The bread gets its name from many experimental attempts to achieve what I wanted, which was a non yeast sour dough starter type of bread with a lot of fiber, medium protein, low fat and, moderate salt. The sour dough starter provides a higher acidic environment to 'leach' out a higher mineral content from the extra bran present. The longer time it takes to make this bread also plays a role in this concept, also there's apple cider vinegar to push the acidity further. Anyway, this is what my tinkering wrought.
step one: mix the starter, corn flour, vinegar, and hard-red-winter wheat with 15 ounces of water stir well and let set covered until there's maximum expansion of the 'sponge' this may take an hour or so.
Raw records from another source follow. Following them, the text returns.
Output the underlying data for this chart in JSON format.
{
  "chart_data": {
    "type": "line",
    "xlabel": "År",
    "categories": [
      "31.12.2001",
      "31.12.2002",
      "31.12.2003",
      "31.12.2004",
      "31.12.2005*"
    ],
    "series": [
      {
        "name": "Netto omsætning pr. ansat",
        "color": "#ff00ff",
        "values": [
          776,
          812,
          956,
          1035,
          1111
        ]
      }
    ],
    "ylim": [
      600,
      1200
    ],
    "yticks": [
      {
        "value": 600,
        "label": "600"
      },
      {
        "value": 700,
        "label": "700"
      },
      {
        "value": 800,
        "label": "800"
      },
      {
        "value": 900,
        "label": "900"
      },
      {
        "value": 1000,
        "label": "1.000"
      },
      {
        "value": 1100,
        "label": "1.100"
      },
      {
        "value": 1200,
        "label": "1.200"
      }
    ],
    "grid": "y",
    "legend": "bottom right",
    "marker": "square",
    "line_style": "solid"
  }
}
step two: mix 6 ounces of water with the 2 tsp of sea salt and set aside
step three: mix all the remaining flours together dry
step four: after starter has expanded to its maximum size stir down add the salty water mixing the whole lot throughly. Add this to the mixing bowl (in my case a kitchenaid mixer with a bread hook) start the mixer in the liquid then add by cups the dry flour until all is consumed in the sponge letting the machine mix until the dough is one ball and nothing remains on the sides of the bowl.
At this time stop the machine remove the hook and cover the mixing bowl with a plastic sheet. Let this rise until it reaches the top of the bowl. Replace the hook and repeat the previous mixing for a couple of minutes. Stop again remove the hook cover the bowl and let the dough rise for a second time. After the second rise, replace the hook letting it run only enough to clean the sides of the bowl. Turn out and shape the loaf placing it in a large bread pan. I use a 14 inch long La Forma deep bread pan. You could always use two smaller bread pans but the loaves are not as grand.
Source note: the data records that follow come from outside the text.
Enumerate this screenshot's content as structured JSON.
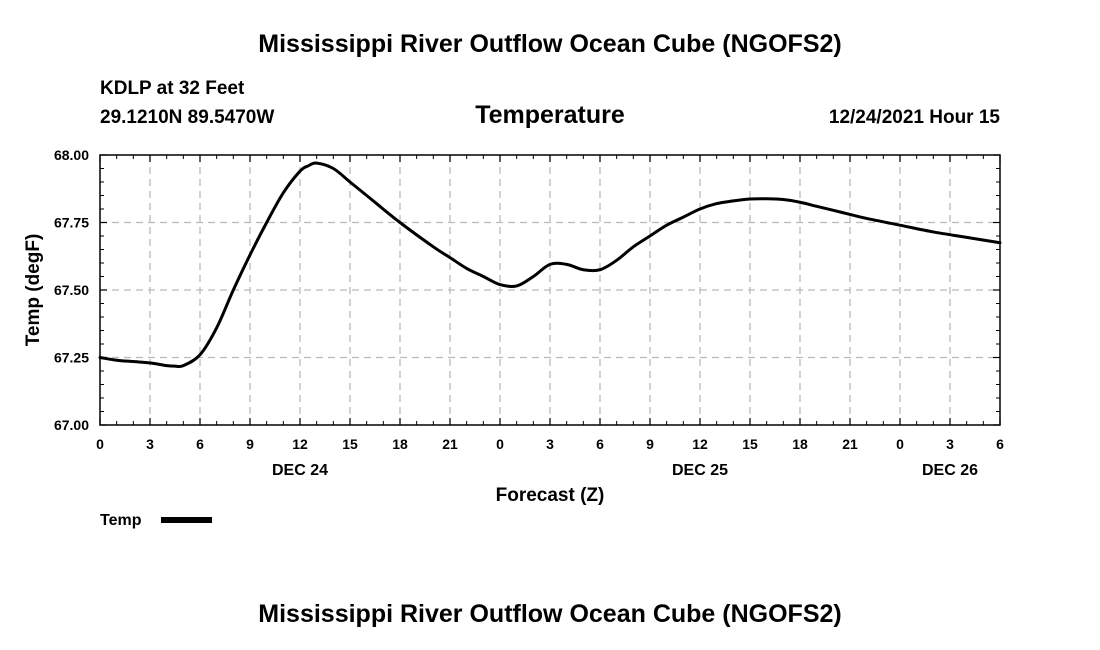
{
  "page": {
    "title": "Mississippi River Outflow Ocean Cube (NGOFS2)",
    "footer_title": "Mississippi River Outflow Ocean Cube (NGOFS2)",
    "station": "KDLP at 32 Feet",
    "coords": "29.1210N  89.5470W",
    "subtitle": "Temperature",
    "run_time": "12/24/2021 Hour 15"
  },
  "chart_data": {
    "type": "line",
    "title": "Temperature",
    "xlabel": "Forecast (Z)",
    "ylabel": "Temp (degF)",
    "xlim": [
      0,
      54
    ],
    "ylim": [
      67.0,
      68.0
    ],
    "grid": true,
    "x_ticks": [
      {
        "h": 0,
        "label": "0"
      },
      {
        "h": 3,
        "label": "3"
      },
      {
        "h": 6,
        "label": "6"
      },
      {
        "h": 9,
        "label": "9"
      },
      {
        "h": 12,
        "label": "12"
      },
      {
        "h": 15,
        "label": "15"
      },
      {
        "h": 18,
        "label": "18"
      },
      {
        "h": 21,
        "label": "21"
      },
      {
        "h": 24,
        "label": "0"
      },
      {
        "h": 27,
        "label": "3"
      },
      {
        "h": 30,
        "label": "6"
      },
      {
        "h": 33,
        "label": "9"
      },
      {
        "h": 36,
        "label": "12"
      },
      {
        "h": 39,
        "label": "15"
      },
      {
        "h": 42,
        "label": "18"
      },
      {
        "h": 45,
        "label": "21"
      },
      {
        "h": 48,
        "label": "0"
      },
      {
        "h": 51,
        "label": "3"
      },
      {
        "h": 54,
        "label": "6"
      }
    ],
    "y_ticks": [
      {
        "v": 67.0,
        "label": "67.00"
      },
      {
        "v": 67.25,
        "label": "67.25"
      },
      {
        "v": 67.5,
        "label": "67.50"
      },
      {
        "v": 67.75,
        "label": "67.75"
      },
      {
        "v": 68.0,
        "label": "68.00"
      }
    ],
    "date_labels": [
      {
        "h": 12,
        "label": "DEC 24"
      },
      {
        "h": 36,
        "label": "DEC 25"
      },
      {
        "h": 51,
        "label": "DEC 26"
      }
    ],
    "legend": {
      "label": "Temp",
      "position": "bottom-left"
    },
    "series": [
      {
        "name": "Temp",
        "color": "#000000",
        "x": [
          0,
          1,
          2,
          3,
          4,
          4.5,
          5,
          6,
          7,
          8,
          9,
          10,
          11,
          12,
          12.5,
          13,
          14,
          15,
          16,
          18,
          20,
          21,
          22,
          23,
          24,
          25,
          26,
          27,
          28,
          29,
          30,
          31,
          32,
          33,
          34,
          35,
          36,
          37,
          38,
          39,
          40,
          41,
          42,
          43,
          44,
          45,
          46,
          48,
          50,
          52,
          54
        ],
        "values": [
          67.25,
          67.24,
          67.235,
          67.23,
          67.22,
          67.218,
          67.22,
          67.26,
          67.36,
          67.5,
          67.63,
          67.75,
          67.86,
          67.94,
          67.96,
          67.97,
          67.95,
          67.9,
          67.85,
          67.75,
          67.66,
          67.62,
          67.58,
          67.55,
          67.52,
          67.515,
          67.55,
          67.595,
          67.595,
          67.575,
          67.575,
          67.61,
          67.66,
          67.7,
          67.74,
          67.77,
          67.8,
          67.82,
          67.83,
          67.837,
          67.838,
          67.835,
          67.825,
          67.81,
          67.795,
          67.78,
          67.765,
          67.74,
          67.715,
          67.695,
          67.675
        ]
      }
    ]
  }
}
You will need to cover the pan or pans while the dough rises, that's tricky but it involves something large and hopefully transparent. This type of dough by this time is quite sticky. Usually before one hour is up the dough will have risen just past the top of the pan. Don't let it over rise as there is a lot of growth in the oven. It also has the tendency to break somewhat on one side or the other, clever scoring of the dough after it has been put in the pan will help ameliorate this effect. I can't give you much advice on that.
Prepare at least 30 minutes before you think you will need to start the baking, an oven at 350 degrees F. that includes a pan of water inside, leaving it there whilst the bread bakes for one hour.